Prinses Maria Teresa van Bourbon-Parma, die donderdag overleed aan het coronavirus, is tot op hoge leeftijd strijdbaar en actief gebleven. “Ze vliegt de hele wereld rond”, merkte haar Nederlandse aangetrouwde nichtje prinses Annemarie eens op toen er opeens foto’s opdoken van een bijeenkomst met tal van koninklijke gasten in Dubai. “We houden het niet bij”, aldus de echtgenote van familiehoofd prins Carlos. Maria Teresa was peettante van hun oudste dochter Luisa Irene.
De prinses (86), die acht boeken op haar naam had, bleef ook interviews geven en werd enkele jaren geleden nog uitgebreid geportretteerd in de vooraanstaande Franse kwaliteitskrant Libération. Die vond het in feite onmogelijk om de zogenoemde ‘rode prinses’ – een etiket dat ze kreeg voor haar enorme sociale engagement en strijd voor rechten voor minderbedeelden – onder één noemer te vangen.
De krant vond het ook moeilijk te vatten dat Maria Teresa de tachtig al was gepasseerd. “Skiën en zwemmen”, gaf ze als redenen voor haar opvallende fitheid, dat haar een streepje voor gaf op haar iets jongere medestrijders in de wijd vertakte familie Bourbon-Parma, haar zussen Cecilia (nu 84) en Maria de las Nieves (82). Die waren eigenlijk al min of meer uit de openbaarheid verdwenen.
Gepassioneerd en bevlogen
Maria Teresa was gepassioneerd en bevlogen, maar kende ook de innerlijke beschaving die doorgaans wordt geassocieerd met leden van eeuwenoude vorstenhuizen. Veel koninklijker dan de Bourbons bestaat eigenlijk niet en de prinses wist overal wel (verre) familieleden op de troon, of in elk geval in een nabij verleden: van haar tante én peettante keizerin Zita van Oostenrijk, tot haar tante groothertogin Charlotte van Luxemburg, de verwante koningin Ana van Roemenië, de Belgische koningin Elisabeth en haar Nederlandse (ex) schoonzus prinses Irene.
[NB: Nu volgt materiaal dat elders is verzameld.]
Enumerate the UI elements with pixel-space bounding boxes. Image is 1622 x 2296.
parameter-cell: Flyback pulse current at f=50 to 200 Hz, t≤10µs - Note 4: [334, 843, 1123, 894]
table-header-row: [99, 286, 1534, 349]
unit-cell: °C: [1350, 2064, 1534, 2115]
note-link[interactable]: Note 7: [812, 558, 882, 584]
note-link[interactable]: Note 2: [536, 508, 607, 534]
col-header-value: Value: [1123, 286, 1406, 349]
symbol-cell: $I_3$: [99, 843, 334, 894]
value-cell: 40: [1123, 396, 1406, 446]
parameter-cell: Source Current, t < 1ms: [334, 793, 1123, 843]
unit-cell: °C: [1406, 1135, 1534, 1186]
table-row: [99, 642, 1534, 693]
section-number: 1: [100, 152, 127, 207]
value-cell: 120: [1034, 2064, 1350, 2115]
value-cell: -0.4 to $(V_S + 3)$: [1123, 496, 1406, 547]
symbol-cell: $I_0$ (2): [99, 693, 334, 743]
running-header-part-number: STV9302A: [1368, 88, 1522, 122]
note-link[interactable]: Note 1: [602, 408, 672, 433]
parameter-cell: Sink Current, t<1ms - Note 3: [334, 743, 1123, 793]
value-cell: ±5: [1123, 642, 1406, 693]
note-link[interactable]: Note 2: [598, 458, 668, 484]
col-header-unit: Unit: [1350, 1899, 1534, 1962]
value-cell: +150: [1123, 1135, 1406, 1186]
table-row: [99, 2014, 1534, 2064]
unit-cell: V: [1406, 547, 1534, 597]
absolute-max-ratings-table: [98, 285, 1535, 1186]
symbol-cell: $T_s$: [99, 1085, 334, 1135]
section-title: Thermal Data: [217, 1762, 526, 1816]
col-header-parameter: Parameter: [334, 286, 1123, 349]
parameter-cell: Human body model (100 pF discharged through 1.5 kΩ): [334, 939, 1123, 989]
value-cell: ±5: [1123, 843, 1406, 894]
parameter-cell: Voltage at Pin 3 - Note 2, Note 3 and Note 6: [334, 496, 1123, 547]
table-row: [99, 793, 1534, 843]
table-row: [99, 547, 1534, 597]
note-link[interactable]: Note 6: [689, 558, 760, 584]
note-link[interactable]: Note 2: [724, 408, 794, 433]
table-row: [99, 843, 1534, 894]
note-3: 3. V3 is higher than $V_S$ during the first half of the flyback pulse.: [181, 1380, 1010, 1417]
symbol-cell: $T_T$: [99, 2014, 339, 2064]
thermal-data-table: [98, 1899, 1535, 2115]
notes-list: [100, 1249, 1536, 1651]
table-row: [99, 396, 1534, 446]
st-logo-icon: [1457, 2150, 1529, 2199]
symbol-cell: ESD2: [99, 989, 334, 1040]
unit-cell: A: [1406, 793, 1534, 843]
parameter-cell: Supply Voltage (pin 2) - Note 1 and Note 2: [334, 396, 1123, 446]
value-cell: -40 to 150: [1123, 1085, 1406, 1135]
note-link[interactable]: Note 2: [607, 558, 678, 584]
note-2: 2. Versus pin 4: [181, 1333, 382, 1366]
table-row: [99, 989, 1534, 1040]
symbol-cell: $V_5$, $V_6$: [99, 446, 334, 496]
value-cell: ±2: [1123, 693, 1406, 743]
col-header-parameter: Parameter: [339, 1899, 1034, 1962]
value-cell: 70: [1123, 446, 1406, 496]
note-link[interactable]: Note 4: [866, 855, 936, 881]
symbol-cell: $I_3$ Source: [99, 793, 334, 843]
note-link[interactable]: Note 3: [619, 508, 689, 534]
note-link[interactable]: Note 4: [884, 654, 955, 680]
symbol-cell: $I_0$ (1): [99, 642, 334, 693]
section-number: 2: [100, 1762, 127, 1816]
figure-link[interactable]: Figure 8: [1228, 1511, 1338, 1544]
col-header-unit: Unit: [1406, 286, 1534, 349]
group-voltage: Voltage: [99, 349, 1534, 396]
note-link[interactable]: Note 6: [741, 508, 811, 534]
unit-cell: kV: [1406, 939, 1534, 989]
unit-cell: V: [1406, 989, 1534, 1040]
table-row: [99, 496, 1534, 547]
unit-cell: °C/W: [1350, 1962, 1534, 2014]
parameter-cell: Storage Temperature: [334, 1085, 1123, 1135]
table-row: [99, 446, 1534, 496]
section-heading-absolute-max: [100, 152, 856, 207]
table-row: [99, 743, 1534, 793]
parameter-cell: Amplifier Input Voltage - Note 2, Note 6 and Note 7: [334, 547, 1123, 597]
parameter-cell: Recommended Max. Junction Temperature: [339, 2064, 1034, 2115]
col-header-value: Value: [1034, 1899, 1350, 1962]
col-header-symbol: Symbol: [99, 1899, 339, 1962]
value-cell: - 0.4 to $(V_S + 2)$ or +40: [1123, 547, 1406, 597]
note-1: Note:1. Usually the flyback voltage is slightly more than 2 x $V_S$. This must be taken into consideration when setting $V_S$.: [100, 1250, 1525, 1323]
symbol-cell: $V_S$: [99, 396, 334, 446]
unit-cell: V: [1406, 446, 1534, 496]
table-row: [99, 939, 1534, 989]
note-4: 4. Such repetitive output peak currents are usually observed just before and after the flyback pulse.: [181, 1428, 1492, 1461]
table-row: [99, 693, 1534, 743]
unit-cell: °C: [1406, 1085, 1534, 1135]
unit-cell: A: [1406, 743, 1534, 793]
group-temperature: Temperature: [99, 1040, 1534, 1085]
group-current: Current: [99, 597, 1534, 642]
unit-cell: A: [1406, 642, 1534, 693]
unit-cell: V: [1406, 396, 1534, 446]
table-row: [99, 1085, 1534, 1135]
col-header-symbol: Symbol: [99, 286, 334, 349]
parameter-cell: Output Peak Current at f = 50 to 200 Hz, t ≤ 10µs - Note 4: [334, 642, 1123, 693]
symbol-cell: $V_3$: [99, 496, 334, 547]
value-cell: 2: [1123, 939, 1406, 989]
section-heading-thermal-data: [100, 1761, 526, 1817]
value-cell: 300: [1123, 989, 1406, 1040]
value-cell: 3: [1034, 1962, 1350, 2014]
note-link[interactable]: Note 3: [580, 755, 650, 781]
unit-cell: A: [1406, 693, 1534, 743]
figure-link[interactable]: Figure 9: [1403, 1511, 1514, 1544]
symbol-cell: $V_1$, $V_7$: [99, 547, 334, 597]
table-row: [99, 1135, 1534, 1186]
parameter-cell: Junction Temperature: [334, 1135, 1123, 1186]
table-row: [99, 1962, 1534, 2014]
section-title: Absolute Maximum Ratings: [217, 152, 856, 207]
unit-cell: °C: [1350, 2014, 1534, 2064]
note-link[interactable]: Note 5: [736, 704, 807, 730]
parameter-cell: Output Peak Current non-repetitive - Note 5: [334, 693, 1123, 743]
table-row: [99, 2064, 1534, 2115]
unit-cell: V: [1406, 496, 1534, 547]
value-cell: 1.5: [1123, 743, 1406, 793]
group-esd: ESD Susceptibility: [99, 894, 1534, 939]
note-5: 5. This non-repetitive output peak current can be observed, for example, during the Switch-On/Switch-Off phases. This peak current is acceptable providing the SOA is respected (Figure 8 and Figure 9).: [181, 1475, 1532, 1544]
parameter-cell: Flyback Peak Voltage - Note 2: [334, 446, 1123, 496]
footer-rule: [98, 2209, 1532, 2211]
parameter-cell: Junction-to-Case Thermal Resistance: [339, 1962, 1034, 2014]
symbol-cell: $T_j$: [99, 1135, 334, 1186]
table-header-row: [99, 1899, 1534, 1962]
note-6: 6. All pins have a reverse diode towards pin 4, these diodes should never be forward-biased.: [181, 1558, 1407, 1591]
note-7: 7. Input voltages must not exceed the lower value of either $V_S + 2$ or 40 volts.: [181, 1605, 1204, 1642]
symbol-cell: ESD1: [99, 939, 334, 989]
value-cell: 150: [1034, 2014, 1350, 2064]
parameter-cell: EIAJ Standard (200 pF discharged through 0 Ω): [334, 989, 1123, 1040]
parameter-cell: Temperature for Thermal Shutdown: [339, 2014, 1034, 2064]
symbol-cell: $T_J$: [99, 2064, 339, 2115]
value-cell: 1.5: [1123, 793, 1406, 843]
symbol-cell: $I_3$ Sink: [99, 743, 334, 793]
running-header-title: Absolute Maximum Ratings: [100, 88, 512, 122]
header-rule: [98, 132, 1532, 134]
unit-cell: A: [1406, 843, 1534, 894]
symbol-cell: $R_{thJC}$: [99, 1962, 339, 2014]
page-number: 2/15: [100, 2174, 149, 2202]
Ze liet zich er niet op voorstaan. “Mijn titel is een geschenk. Het is kostbaar op voorwaarde dat je er iets meedoet”, zei de prinses. Haar inzet voor sociale rechtvaardigheid en gerechtsvaardigheid – zelfregelend socialisme werd het wel genoemd – vond ze niet in strijd met haar koninklijke achtergrond en de inzet voor haar vader en later haar broer Carlos Hugo om de Spaanse troon te bezetten. “Ik ben vooral een linkse democraat, maar een monarchie lijkt mij nuttig te kunnen zijn door de samenleving een constant referentiepunt te geven.”
Carlisme
Maria Teresa was aanvankelijk een militant in het carlisme, dat door haar broer prins Carlos Hugo in links-geëngageerde richting werd gestuurd, weg van de oerconservatieve wortels en tegen de zin van een deel van de Spaanse carlisten. Haar jongste broer Sixto wierp zich op als hun verdediger en brak met zijn broer en drie van zijn vier zussen.
Na de vreedzame democratische omwenteling in Spanje, die met koning Juan Carlos een andere tak van de Bourbons op de troon bracht, wijdde de prinses zich aan studie en onderricht en het uitleggen van de geschiedenis van de beweging. Ze ging geen interessante ontmoeting uit de weg. Een onderhoud met de Palestijnse leider Yasser Arafat hoorde daar ook bij.